Phil Godman
- Born: Philip James Godman 20 May 1982 (age 43) Edinburgh, Scotland
- Height: 1.78 m (5 ft 10 in)
- Weight: 89 kg (196 lb; 14 st 0 lb)
- School: Merchiston Castle School

Rugby union career
- Position(s): Fly-half, Centre
- Current team: N/A

Senior career
- Years: Team / Apps / (Points)
- 2002–2004: Newcastle Falcons / 25 / (5)
- 2004–2012: Edinburgh Rugby / 150 / (435)
- 2012–2013: London Scottish / 19 / (21)
- 2013–2015: Newcastle Falcons / 23 / (82)

International career
- Years: Team / Apps / (Points)
- 2005–2010: Scotland / 23 / (71)

= Phil Godman =

Scotland international rugby union player (born 1982)

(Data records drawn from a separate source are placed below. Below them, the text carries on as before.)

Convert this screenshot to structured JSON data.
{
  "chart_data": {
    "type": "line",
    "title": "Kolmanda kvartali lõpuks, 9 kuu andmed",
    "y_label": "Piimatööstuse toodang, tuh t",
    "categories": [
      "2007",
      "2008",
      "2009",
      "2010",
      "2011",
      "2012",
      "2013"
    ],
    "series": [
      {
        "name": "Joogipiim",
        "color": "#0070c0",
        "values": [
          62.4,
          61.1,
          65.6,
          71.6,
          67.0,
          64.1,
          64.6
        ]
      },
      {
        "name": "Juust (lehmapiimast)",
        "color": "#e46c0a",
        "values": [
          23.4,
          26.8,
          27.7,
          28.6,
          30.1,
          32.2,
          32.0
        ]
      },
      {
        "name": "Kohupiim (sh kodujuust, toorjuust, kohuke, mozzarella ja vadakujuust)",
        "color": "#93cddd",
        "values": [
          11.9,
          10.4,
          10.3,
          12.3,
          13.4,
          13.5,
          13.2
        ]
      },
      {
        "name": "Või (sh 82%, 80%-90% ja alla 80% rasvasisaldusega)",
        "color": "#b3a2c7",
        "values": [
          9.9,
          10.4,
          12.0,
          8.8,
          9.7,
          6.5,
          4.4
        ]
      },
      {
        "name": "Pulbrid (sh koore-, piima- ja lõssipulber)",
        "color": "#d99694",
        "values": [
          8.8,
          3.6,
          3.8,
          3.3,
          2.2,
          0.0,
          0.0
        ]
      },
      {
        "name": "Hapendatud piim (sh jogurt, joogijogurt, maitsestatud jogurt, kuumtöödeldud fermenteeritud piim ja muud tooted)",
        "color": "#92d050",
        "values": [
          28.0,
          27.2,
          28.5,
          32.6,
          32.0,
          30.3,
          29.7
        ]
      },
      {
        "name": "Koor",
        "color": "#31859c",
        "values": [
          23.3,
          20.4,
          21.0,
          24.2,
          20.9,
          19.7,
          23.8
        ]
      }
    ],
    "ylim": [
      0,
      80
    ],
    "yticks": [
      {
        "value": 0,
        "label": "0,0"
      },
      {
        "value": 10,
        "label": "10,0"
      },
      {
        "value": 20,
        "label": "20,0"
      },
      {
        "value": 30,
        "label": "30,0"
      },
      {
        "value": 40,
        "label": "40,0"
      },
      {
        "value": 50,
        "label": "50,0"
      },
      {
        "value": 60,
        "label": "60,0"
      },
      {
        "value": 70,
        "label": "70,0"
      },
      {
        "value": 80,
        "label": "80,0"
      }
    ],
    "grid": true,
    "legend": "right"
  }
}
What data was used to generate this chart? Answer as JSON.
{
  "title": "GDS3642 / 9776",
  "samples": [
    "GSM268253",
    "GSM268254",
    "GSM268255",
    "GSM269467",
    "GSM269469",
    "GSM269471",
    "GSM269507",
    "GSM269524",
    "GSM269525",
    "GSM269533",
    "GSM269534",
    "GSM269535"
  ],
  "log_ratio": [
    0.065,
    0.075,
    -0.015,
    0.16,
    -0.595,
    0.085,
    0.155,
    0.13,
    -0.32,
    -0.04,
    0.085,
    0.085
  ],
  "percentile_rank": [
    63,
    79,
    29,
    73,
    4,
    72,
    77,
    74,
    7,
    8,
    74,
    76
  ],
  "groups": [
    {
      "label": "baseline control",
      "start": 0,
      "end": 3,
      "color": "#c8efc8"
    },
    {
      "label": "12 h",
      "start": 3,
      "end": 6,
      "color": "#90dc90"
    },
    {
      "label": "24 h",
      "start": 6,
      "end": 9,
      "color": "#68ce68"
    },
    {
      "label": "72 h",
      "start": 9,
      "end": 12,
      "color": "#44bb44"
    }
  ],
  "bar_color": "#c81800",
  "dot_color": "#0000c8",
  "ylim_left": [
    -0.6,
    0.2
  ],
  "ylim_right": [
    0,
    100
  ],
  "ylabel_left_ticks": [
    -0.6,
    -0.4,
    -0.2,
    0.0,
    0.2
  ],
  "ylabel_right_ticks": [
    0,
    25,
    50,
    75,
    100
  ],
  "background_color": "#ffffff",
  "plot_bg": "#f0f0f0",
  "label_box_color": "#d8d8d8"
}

Phil Godman (born 20 May 1982) is an ex rugby union player, who played for Edinburgh Rugby and Newcastle Falcons as well as representing Scottish rugby union side.

==Early life==
He was educated at Merchiston Castle School, where he played for the rugby union side in three consecutive Scottish Schools Cup finals, winning the cup in 1999 and 2000, when he captained the side.

==Club career==
After leaving Merchiston Castle School, he signed a professional contract with English Premiership team Newcastle Falcons in the summer of 2002. However, after two years as understudy to Jonny Wilkinson at the Newcastle Falcons, he moved to Pro 12 (then Celtic League) team Edinburgh (then Edinburgh Gunners) in the summer of 2004. Godman established himself as first choice fly-half at Edinburgh Rugby and remained so until tearing his anterior cruciate ligament in training with Edinburgh in September 2010. After missing the remainder of 2010 and the majority of 2011, as a result of the injury, Godman found opportunities restricted as new coach Michael Bradley looked to make wholesale changes to the Edinburgh Rugby squad. In May 2012, he left Edinburgh Rugby for RFU Championship team London Scottish F.C. In April 2013, Godman agreed to rejoin Newcastle Falcons for the 2013/14 season. However he was released from Newcastle Falcons prior to the 2015/16 season and is now coaching at the High School of Dundee.

==International career==
He represented the Scottish rugby union side at schoolboy, under 18, under 19 and under 21 levels before being selected for his first cap by Frank Hadden against Romania in June 2005. In 2009, Godman was named man of the match as Scotland recorded their first win over Australia for 27 years. He remained a mainstay in the Scottish squad under coach Andy Robinson until tearing his anterior cruciate ligament in training with his club Edinburgh in September 2010. After recovering from the injury, Godman returned to the Scottish squad in January 2012. However, he never played for Scotland again.